Àquela altura eu já estava enjoado. Tinha dez ou onze anos, e ainda não estava preparado para ouvir tais atrocidades.
- Isso faz parte de alguma estratégia sua? - perguntei.
- Por que diz isso?
- Estamos jogando shogi e você começa a colocar imagens desagradáveis na minha mente. Assim eu não consigo me concentrar.
- Entendo. Nesse caso... xeque-mate.
- Hã? Mas como?
- Você nem percebeu. É hora de começar a abrir sua mente. Venha comigo.

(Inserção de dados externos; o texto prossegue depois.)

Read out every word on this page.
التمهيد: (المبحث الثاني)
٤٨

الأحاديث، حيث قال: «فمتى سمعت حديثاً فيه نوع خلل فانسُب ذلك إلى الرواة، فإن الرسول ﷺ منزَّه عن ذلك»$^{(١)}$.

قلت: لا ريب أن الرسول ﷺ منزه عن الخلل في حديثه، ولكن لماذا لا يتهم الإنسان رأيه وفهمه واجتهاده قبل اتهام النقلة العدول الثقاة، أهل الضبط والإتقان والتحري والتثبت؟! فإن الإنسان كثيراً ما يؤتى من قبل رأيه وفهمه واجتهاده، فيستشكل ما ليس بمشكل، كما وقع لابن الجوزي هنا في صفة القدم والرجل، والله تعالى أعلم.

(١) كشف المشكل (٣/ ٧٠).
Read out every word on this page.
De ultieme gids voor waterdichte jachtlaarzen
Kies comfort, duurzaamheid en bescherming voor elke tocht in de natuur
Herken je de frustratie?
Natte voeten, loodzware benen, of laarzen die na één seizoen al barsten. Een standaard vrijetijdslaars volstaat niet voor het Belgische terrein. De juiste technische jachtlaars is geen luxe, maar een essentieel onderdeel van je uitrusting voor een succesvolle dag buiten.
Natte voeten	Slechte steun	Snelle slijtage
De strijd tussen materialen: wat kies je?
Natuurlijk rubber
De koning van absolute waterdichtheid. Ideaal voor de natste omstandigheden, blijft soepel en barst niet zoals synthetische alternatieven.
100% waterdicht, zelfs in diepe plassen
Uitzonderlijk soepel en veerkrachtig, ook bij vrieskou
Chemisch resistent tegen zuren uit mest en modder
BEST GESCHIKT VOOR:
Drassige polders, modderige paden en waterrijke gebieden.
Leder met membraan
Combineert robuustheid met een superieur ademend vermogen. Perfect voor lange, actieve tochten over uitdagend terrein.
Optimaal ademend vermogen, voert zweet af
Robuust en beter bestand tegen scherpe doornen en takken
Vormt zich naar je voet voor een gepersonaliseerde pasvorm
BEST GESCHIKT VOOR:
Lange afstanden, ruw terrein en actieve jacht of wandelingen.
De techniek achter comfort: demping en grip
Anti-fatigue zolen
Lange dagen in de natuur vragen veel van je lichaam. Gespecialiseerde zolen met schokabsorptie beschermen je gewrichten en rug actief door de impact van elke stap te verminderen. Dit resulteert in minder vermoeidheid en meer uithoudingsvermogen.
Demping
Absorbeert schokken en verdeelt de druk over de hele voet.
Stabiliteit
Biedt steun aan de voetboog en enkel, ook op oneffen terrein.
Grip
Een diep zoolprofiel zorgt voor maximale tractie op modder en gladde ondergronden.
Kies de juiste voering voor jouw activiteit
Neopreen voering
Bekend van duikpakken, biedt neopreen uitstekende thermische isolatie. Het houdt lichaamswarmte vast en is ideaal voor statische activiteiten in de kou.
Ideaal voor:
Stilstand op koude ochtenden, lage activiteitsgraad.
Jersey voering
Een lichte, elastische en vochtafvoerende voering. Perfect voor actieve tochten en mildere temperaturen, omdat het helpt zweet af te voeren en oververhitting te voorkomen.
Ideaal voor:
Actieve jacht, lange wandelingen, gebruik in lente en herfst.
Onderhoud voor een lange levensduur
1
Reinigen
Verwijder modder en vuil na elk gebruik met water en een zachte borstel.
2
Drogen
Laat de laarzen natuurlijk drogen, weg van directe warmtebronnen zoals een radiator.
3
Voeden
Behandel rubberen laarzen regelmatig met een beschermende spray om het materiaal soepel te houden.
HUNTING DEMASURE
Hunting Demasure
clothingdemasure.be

Segui ele, indo até os jardins da casa, onde havia inúmeras mordomias para um sessentão aposentado. Uma grande piscina, um ofurô, alguns bonecos de madeira para treino e, claro, muita neve. Curiosamente, os flocos de neve caíam somente naquela casa, fosse inverno ou verão. Ou, pelo menos, quando eu ia lá. Ele me levou até um grande tabuleiro, de quase dois metros de largura, muito semelhante ao de um shogi comum. Porém, cada peça representava um pelotão ninja, e o conjunto deles, um exército.
- Você jamais deve sair da batalha quando entra em uma. É preciso focar sua mente nela, a tudo que ocorre ao redor. Cada detalhe fala, grita, exclama. Só é preciso ouvi-lo com atenção.
- Como assim, vô?
- Certo... serei mais didático. Se um adversário saca uma kunai, você pode ver ou não. É um detalhe de muita relevância. Se você não ver esse pequeno gesto, pode significar a sua derrota.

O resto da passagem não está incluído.